Lucile H. Bluford and the Kansas City Call

Activist Voice for Social Justice

By (author) Sheila Brooks, Clint C. Wilson

Publication date:

04 April 2018

Length of book:

112 pages

Publisher

Lexington Books

ISBN-13: 9781498535632

This book on publisher and editor Lucile H. Bluford examines her journalistic writings on social, economic, and political issues; her strong opinionated views on African Americans and women; and whether there were consistent themes, biases, and assumptions in her stories that may have influenced news coverage in the Kansas City Call. It traces the beginnings of her activism as a young reporter seeking admission to the graduate program in journalism at the University of Missouri and how her admissions rejection became the catalyst for her seven-decade career as a champion of racial and gender equality.
Bluford’s work at the Kansas City Call demonstrates how critical theorists used storytelling to describe personal experiences of struggle and oppression to inform the public of racial and gender consciousness. Lucile H. Bluford and the Kansas City Call illustrates how she used her social authority in the formidable power base of the weekly Black newspaper she owned, shaping and mobilizing a broader movement in the fight for freedom and social justice.
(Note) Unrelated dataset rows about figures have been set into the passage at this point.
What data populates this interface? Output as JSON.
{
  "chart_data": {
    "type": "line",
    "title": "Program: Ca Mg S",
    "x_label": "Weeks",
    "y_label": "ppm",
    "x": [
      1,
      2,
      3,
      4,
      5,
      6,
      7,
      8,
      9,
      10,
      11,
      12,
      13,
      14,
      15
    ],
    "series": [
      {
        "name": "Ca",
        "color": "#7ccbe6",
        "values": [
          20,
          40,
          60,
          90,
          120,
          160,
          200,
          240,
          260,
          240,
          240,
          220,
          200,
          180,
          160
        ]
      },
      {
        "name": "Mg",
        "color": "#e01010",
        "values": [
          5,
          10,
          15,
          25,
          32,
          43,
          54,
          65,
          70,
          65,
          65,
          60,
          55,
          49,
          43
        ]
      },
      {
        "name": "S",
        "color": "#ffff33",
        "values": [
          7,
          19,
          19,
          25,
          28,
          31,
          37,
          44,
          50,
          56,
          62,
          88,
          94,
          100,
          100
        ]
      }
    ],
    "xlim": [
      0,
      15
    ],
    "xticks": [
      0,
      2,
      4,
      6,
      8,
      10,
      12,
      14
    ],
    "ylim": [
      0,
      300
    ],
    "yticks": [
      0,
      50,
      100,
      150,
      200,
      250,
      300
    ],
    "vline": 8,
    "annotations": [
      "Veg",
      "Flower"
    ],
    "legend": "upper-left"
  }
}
This book focuses on a selection of Bluford’s news stories and editorials from 1968 to 1983 as examples of how she articulated a Black feminist standpoint advocating a Black liberation agenda—equal access to decent jobs, affordable health care and housing, and a better education in Kansas City, Missouri. Bluford’s writings represented what the mainstream news ignored, exposing injustices and inequalities in the African American community and among feminists.
Brooks and Wilson’s intersectional examination of Lucile Bluford’s dual roles as advocate and journalist for both the women’s rights and civil rights movements is recovered history at its best. They bring to life a lesser known figure in American journalism who became a central spokesperson through her paper the Kansas City Call for both black women and the broader black community as the civil rights and modern feminist movements built up in the 1960s. Grounded in archival research and interviews, this book contains extensive details about Bluford and the times, while also extending black feminist and critical race theories. This is a brilliant, readable text that should be required reading for all those in journalism, history, political science, and women’s studies.